As the tale prompts, the wolf likes the idea of eating things, but his stomach is so sensitive that even if you just talk about food, his stomach begins to ache.

It’s more of a story about him “really trying to be the big bad wolf, but he can’t be big, or bad or much of a wolf,” said Dawn Wolski, general and artistic director of Inland Northwest Opera.

The classic children’s story is presented in opera form, which Wolski describes as “just really good stories sung to music really loud.”
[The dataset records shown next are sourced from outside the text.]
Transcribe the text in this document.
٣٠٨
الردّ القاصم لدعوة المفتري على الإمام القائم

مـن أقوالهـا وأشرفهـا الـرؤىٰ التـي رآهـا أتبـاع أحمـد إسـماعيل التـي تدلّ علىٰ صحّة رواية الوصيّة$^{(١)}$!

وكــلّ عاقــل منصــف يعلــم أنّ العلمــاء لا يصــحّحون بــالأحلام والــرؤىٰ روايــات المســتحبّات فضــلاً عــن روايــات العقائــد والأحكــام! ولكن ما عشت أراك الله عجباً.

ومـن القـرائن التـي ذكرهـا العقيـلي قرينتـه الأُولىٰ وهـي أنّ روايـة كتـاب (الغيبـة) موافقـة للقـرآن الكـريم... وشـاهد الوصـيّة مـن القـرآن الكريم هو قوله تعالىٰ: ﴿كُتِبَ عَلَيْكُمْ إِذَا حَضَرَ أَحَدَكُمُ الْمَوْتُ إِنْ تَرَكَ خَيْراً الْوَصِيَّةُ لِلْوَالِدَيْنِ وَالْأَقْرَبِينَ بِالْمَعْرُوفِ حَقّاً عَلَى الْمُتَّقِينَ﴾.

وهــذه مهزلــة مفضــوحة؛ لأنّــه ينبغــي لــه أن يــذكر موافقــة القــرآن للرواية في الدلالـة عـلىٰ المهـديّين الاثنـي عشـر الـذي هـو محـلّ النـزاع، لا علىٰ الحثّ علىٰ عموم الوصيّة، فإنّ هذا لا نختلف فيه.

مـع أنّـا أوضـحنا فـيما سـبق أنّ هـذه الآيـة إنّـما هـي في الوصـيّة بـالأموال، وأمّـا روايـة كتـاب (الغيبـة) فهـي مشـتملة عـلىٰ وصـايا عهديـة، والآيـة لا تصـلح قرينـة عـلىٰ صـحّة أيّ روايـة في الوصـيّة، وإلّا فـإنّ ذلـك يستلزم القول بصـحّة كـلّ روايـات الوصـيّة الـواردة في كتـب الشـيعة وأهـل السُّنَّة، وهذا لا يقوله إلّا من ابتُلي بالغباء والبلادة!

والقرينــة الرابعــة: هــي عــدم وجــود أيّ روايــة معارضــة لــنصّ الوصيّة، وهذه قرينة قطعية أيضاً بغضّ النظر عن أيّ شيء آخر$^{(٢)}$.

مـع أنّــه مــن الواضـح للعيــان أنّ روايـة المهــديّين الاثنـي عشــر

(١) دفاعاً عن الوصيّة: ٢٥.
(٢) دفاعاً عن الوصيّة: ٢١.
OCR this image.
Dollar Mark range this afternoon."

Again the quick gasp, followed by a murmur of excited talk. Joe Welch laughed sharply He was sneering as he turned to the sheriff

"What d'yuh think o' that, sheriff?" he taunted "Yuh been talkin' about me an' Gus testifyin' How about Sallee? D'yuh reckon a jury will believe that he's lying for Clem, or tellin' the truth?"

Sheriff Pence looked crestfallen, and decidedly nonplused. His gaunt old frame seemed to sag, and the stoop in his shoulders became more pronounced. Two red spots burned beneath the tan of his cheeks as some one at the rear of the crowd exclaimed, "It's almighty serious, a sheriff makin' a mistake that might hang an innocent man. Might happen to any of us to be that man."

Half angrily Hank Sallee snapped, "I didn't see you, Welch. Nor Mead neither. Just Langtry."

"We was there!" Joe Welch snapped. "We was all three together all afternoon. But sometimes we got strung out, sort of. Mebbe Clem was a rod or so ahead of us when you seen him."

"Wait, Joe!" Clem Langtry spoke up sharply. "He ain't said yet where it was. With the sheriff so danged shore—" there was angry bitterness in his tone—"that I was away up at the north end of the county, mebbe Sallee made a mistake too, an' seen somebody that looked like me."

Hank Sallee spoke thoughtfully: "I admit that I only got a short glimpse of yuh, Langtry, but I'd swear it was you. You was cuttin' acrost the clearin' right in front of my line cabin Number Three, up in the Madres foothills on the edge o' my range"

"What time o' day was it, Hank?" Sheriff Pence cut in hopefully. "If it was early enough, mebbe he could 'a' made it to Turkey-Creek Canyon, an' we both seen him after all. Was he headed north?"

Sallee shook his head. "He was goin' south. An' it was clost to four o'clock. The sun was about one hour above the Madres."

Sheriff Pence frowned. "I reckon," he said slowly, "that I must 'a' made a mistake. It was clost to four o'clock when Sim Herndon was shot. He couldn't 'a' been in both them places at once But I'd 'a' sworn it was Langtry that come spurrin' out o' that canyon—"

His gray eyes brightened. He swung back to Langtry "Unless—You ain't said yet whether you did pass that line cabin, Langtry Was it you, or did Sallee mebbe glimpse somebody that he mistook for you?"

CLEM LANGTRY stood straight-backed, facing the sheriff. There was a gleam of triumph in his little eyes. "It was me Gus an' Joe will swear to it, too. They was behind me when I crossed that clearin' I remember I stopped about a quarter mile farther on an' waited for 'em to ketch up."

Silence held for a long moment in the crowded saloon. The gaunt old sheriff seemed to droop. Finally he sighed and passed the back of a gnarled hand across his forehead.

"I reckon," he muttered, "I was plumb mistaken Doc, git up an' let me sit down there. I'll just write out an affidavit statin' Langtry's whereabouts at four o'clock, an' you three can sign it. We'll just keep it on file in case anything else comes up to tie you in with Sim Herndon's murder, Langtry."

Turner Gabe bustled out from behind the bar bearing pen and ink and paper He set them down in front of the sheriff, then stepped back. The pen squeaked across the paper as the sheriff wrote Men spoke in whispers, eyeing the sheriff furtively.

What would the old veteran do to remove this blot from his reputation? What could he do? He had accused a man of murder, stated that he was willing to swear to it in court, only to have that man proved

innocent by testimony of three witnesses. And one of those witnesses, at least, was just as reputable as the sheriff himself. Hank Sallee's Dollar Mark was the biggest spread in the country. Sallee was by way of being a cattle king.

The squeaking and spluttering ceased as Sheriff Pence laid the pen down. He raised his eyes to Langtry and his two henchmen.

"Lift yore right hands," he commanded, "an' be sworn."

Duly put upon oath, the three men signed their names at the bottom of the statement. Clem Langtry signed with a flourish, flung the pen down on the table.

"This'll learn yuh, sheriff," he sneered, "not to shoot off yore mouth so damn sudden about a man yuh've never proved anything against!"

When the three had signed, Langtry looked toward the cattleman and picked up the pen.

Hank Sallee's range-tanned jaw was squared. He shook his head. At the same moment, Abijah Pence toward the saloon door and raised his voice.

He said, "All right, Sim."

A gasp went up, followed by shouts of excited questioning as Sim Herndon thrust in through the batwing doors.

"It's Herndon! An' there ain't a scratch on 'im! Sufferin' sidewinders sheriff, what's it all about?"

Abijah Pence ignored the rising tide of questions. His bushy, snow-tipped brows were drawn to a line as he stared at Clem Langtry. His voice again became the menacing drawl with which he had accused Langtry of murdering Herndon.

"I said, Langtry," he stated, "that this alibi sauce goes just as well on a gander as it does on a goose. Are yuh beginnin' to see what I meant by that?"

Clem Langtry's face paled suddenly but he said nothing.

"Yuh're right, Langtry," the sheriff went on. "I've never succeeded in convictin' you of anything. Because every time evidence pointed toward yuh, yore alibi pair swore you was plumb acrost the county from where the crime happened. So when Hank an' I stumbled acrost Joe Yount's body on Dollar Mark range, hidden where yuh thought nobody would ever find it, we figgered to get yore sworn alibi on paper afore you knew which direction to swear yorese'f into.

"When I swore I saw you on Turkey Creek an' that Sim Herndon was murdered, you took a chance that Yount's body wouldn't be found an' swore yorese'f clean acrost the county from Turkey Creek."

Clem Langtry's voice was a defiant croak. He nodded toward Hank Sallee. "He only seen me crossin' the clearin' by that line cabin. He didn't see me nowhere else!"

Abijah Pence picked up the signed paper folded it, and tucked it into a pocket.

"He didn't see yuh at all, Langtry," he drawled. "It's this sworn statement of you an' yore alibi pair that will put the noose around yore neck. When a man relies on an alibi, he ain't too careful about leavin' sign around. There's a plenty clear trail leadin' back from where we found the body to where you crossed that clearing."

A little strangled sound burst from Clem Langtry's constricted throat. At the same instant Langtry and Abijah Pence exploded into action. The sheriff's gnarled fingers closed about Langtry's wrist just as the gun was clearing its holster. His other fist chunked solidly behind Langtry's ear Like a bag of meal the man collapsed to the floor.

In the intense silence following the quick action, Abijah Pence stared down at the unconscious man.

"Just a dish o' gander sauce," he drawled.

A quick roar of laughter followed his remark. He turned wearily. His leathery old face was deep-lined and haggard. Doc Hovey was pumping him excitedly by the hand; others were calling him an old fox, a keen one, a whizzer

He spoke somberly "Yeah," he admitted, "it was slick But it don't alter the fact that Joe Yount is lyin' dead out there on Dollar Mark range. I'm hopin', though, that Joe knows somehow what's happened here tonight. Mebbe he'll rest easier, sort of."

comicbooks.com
Inland Northwest Opera’s presentation of “Little Red Riding Hood: A Children’s Opera” consists of a cast of three local professionals known as emerging artists in the industry, according to Wolski. They are:

• Little Red Riding Hood – Karen Hunt, founder, general and artistic director of the Valkyrie Ensemble.

• Mother/grandmother – Samantha Schneider, owner of Creative Music Learning Center, a local music school.

• Wolf/Woodsman – Mickey Zhang, a recent graduate of Gonzaga’s School of Music.

And behind the cast is a set of experienced directors:

• Music director/pianist – Scott Rednour, Manhattan School of Music opera coach for 25 years.

• Stage director – Maria Caprile, longtime stage director with many companies now living in Spokane.

“We’re definitely proud to have people in our region who are professionals,” Wolski said. The team rehearsed intensely last week, and they’re more than excited to perform on such a unique stage.

Last spring, Inland Northwest Opera received a grant from the Coeur d’Alene Arts Commission to buy a 16-foot box truck, and with the help of fabricators, they were able to “completely transform the box of this moving truck into a literal moving concert hall,” Wolski said.

Once parked, the stage drops down to show a beautiful venue that once looked like just a box truck.

“This way we can do our performances in public places, like in parks, to keep our kids safe from any public health issues that might come up,” said Melody Chang, Inland Northwest Opera’s director of marketing. “It’s just all around a wonderful way to bring opera to everyone.”

“Usually in non-pandemic years, we’re able to bring this type of program to individual schools and perform in the schools directly,” Wolski said. “But through the pandemic, giving us this chance to build an opera truck, it’s really opened up our educational outreach program called ‘Opera-tunities.’

“It’s just given us this whole new venue for us to share opera with people who don’t normally get to experience that, and these kids really, really love the stories that we present. I’m just excited to share with more people.”

The opera truck made its debut with the new production Friday at the Northwest Museum of Arts and Culture, and it will be in Riverfront Park today, Spirit Lake on Tuesday, Pinehurst on Wednesday, Hayden on Thursday, A.M. Cannon Park on Friday and Liberty Lake on Saturday.

“If you ever wanted to hear opera, now is your chance,” Wolski said. “We are out there, and we’re bringing opera to everyone. And if you don’t get a chance to hear opera this summer, it’s definitely not going to be our fault.”

Jordan Tolley-Turner is a high school summer intern. He begins his junior year at Shadle Park High School in the fall.